After several days of testing, I have come to the conclusion that there is a direct connection between the MPIO and iSCSIPrt event messages that I have been seeing on my HyperV Server 2012 R2 when the host starts up a VM that is running domain services.
I understand that in this scenario, (as best as I can explain it) that HyperV in conjunction with the VM AD DS services will attempt to disable write cache flushing on the controller. I believe this article tells the tale:http://support.microsoft.com/kb/285395
as does this: http://support.microsoft.com/kb/2801713
However, since in this setup the VM's VHDX file is presented to the HyperV host via iSCSI using MPIO, neither the host nor the VM have the ability to disable this capability. It is completely controlled on the iSCSI Target server (which does in fact
have write caching enabled, but it doesn't matter... or it shouldn't matter in my opinion).

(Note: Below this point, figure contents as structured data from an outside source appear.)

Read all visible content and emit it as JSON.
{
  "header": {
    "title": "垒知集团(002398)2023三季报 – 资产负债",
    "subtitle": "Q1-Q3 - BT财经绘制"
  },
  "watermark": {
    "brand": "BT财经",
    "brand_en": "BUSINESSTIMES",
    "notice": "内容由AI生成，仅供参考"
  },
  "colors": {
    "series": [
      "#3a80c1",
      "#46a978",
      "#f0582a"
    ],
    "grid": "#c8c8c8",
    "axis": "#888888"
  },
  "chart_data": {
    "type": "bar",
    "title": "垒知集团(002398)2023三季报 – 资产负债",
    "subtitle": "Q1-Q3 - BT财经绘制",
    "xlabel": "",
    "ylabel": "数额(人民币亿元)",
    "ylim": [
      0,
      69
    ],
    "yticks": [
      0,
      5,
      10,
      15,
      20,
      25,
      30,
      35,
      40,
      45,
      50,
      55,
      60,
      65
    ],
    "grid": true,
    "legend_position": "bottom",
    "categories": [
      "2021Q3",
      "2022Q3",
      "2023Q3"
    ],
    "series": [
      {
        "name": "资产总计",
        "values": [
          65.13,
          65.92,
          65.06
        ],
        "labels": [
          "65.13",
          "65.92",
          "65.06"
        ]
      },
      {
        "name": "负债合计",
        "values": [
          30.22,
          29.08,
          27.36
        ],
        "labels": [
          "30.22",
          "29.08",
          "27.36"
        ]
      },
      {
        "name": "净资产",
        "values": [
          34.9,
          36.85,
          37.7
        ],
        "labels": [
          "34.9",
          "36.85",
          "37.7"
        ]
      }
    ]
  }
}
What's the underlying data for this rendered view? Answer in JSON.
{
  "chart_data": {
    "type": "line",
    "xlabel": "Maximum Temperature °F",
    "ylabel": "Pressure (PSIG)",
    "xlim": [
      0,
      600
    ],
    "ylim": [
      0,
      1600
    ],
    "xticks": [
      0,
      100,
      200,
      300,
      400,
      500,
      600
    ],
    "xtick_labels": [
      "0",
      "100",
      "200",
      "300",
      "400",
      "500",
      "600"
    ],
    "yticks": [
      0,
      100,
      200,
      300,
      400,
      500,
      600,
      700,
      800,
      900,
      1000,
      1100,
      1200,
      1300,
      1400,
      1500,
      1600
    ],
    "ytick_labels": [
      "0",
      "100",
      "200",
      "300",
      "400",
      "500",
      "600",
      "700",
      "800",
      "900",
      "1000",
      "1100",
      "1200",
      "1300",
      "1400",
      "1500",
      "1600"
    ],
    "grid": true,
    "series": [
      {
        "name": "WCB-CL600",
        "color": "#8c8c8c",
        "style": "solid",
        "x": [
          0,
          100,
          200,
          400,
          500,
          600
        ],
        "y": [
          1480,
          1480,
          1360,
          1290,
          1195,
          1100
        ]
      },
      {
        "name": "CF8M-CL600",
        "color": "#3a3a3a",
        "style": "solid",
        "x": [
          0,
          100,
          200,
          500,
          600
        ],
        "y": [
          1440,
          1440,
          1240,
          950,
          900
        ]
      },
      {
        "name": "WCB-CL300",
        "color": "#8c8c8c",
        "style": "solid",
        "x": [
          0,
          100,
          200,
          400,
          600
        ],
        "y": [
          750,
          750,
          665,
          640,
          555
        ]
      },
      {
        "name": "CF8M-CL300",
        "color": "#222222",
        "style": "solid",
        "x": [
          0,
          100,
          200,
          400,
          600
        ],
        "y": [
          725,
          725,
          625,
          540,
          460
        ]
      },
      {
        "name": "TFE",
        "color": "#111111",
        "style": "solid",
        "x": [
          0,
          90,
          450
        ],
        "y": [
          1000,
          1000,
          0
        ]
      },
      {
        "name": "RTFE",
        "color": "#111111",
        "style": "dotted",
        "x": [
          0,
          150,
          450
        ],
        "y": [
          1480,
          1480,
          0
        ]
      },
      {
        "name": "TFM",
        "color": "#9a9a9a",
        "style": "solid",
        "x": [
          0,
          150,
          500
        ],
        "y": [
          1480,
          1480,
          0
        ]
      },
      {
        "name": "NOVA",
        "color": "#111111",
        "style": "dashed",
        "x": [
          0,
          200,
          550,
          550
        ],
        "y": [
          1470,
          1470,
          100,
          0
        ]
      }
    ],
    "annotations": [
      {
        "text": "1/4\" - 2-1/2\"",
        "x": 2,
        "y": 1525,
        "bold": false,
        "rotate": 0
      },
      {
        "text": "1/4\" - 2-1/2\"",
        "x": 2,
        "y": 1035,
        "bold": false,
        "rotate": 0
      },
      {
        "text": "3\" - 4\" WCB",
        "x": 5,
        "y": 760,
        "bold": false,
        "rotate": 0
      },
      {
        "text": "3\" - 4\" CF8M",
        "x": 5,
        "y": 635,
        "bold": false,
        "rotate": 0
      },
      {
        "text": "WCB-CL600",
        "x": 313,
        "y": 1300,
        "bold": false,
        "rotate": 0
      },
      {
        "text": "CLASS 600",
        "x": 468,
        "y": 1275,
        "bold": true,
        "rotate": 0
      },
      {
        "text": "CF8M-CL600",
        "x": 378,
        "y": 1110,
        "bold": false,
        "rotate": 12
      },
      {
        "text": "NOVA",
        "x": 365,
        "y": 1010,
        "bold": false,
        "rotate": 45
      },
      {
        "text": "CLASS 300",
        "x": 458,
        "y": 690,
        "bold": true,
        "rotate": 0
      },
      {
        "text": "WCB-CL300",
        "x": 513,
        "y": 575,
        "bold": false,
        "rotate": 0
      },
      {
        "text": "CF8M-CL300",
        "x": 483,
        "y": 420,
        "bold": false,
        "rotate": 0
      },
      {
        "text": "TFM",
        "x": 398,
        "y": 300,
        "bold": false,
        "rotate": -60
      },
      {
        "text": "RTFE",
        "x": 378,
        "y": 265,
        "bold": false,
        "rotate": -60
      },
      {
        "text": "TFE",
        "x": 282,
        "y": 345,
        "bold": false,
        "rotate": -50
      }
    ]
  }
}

It all starts on the HyperV host with Disk Event 32 (a write cache warning) during boot. During the boot phase of the VM, and while the host and VM attempt to disable cache, MPIO will loose the path the iSCSI Target and MPIO will attempt
to recover it. The result is a slew of warnings and critical events logged in HyperV. iSCSIPrt will throw these events (20, 7, 34...). Event 7 being the most ugly and repetitive. MPIO has it's own, and of course the initial warning
from disk source (event 32).
I have noticed that some tweaking can be make to prevent the path loss in MPIO by adjusting the PDORemovePeriod, and enabling a CustomPathRecoveryTime. But this will only stop the events logged by MPIO in the path loss. The iSCSIPrt will continue
to post events 20, 7, and 34, while MPIO will then (with adjusted timeouts), just acknowledge all of this temporary loss and say it was able to recover the path.
The only way I have been able to mitigate the iSCSIPrt events is by actually "enabling" write cache in the VM guest (which is in reality disabling flushing). No longer will iSCSIPrt spew a dozen Event 7 critical messages and the others...
MPIO, totally silent.
I still get the event 1539 in the VM guest (running directory services) which acknowledges and warns of not being able to disable write cache... but it couldn't do it before anyway!
So, I guess my question really is... what is the true risk here if I am not able to disable write cache on the hyperv host and VM in this setup.
Based on that article linked above:
"However, Active Directory requests all database updates be completed without caching, which the Hyper-V storage subsystem ensures in order to prevent data loss from a power failure or other unexpected reboot."
since that isn't possible when using a SAN that presents the VMs to HyperV... am I correct in saying, the risk is really on my shoulders then? hasn't it always been though in a way to make sure things are shutdown appropriately during a power outage.
How can I mitigate this better? Is there a tool I should be using between these two systems to coordinate the VM shutdowns, and eventually the host shutdowns? or am I basically needing to do some powershell scripts between the hosts?